Other notes across the NBA
- READ: Los Angeles Lakers guard and a native of Louisville, KY, Rajon Rondo, opened up to The Undefeated’s Marc Spears to talk about the Breonna Taylor situation and how it has affected him and his 13-year old daughter. It’s definitely worth the read.
|Tyler Herro (MIA)||108-121 L @ BOS||14||6-12 (2-5)||3||1||0||0||2||-10||29|
|Bam Adebayo (MIA)||108-121 L @ BOS||13||5-11 (0-0)||8||8||1||1||2||-15||38|
|Enes Kanter (BOS)||121-108 W vs. MIA||8||4-7 (0-0)||4||2||0||0||0||+3||10|
WESTERN CONFERENCE FINALS – LAL leads 3-1
9:00 (TNT):  Nuggets (Murray) @  Lakers (Davis, Rondo)
For the third consecutive series, the Denver Nuggets will have to overcome a 3-1 deficit.

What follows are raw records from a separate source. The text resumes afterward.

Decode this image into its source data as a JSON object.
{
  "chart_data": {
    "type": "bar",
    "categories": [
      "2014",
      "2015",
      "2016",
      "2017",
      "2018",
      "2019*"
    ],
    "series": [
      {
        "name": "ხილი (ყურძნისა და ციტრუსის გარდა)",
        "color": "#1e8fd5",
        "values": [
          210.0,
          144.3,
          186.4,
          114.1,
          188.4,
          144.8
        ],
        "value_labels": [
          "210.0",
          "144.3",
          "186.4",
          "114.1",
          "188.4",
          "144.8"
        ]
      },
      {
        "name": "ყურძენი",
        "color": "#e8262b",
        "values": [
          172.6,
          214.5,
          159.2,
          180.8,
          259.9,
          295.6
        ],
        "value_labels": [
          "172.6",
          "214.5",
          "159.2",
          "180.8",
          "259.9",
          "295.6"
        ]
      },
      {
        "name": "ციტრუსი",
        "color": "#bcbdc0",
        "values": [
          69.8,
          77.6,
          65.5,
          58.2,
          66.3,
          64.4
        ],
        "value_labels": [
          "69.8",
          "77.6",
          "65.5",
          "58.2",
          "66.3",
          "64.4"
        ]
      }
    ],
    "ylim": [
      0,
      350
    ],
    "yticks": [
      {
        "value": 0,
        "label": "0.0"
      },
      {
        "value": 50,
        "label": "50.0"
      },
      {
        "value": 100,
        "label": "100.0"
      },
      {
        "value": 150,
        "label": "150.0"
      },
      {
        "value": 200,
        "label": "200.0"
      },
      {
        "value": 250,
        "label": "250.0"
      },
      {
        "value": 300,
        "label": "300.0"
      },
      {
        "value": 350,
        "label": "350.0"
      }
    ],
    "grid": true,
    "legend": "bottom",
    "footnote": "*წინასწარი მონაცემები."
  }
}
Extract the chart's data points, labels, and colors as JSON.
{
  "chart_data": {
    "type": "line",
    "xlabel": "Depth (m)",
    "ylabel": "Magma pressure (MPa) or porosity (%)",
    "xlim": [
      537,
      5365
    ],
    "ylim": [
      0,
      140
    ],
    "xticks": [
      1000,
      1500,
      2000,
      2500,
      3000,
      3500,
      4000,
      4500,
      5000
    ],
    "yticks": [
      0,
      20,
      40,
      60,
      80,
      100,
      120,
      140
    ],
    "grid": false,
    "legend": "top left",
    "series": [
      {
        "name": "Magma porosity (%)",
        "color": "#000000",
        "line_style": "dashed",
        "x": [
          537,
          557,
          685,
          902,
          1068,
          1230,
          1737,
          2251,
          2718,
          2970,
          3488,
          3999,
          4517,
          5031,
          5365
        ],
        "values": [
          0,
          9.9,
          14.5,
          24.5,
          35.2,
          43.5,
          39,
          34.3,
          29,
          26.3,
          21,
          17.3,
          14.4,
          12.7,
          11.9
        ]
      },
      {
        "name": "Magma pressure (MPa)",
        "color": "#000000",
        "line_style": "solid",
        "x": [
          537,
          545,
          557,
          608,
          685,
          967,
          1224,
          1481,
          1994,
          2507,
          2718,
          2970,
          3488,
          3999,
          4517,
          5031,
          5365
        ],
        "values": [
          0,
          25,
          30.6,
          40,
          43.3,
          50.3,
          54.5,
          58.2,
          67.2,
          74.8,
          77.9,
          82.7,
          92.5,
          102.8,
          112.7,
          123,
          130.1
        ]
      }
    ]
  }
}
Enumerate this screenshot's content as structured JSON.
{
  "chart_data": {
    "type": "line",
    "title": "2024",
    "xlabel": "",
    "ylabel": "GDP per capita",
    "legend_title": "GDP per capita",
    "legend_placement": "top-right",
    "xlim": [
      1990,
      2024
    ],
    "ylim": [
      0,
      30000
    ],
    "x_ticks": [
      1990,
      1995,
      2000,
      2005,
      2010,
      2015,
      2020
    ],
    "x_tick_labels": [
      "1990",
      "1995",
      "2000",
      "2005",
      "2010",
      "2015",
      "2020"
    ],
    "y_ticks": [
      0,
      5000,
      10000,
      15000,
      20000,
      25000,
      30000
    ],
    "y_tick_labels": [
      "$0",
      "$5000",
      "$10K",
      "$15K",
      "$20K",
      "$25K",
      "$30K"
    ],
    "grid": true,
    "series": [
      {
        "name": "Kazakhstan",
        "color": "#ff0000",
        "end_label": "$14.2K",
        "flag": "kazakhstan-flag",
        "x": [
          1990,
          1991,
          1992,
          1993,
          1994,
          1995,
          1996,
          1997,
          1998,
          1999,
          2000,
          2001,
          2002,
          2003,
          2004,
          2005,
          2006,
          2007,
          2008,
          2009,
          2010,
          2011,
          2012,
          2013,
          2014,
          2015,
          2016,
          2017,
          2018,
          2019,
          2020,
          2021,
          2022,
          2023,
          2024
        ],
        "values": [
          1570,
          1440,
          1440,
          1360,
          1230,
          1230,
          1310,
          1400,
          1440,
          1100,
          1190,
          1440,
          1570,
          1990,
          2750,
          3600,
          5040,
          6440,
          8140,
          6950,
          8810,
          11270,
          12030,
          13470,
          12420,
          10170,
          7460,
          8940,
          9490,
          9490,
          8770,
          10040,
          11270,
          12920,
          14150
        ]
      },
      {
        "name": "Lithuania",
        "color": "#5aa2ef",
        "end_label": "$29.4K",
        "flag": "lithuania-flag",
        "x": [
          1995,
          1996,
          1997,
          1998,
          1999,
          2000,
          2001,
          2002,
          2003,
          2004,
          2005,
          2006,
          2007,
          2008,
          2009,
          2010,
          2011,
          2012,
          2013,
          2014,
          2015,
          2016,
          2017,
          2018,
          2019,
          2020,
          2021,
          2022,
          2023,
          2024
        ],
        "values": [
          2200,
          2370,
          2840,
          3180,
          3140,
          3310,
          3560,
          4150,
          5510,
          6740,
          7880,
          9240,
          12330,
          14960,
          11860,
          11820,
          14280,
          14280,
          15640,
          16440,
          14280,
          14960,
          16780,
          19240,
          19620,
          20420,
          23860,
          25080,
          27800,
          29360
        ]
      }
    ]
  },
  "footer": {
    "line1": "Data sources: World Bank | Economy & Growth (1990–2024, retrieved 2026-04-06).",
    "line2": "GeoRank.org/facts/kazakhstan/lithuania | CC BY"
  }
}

Later on Saturday, the Los Angeles Lakers will look to do something that the Nuggets’ two previous opponents couldn’t do: finish off Denver when they had the chance. Thanks to 60 combined points from Anthony Davis and LeBron James in Game 4, the Lakers were able to fend off a Nuggets comeback and are now on the brink of the franchise’s first NBA Finals appearance since 2010. Late on Friday evening, Davis’ status for Saturday’s game was updated to “questionable” after he suffered a sprained left ankle in the fourth quarter of Game 4. While he didn’t check out of the game at the time, he was in serious pain when it occurred and will likely play Game 5 not at 100 percent.
“I’m good enough to play,” Davis said. “I rolled it pretty bad but not too bad. I’ll be fine.”
Jamal Murray, who poured in 32 points and eight assists for Denver in Game 4, will have to repeat his performance again on Saturday, hopefully with some added help from Nikola Jokic this time around. Jokic dealt with foul trouble going up against Dwight Howard in Game 4, culminating in just 16 points. Murray can’t be Denver’s sole source of offense down the stretch.
It should be another exciting game to watch.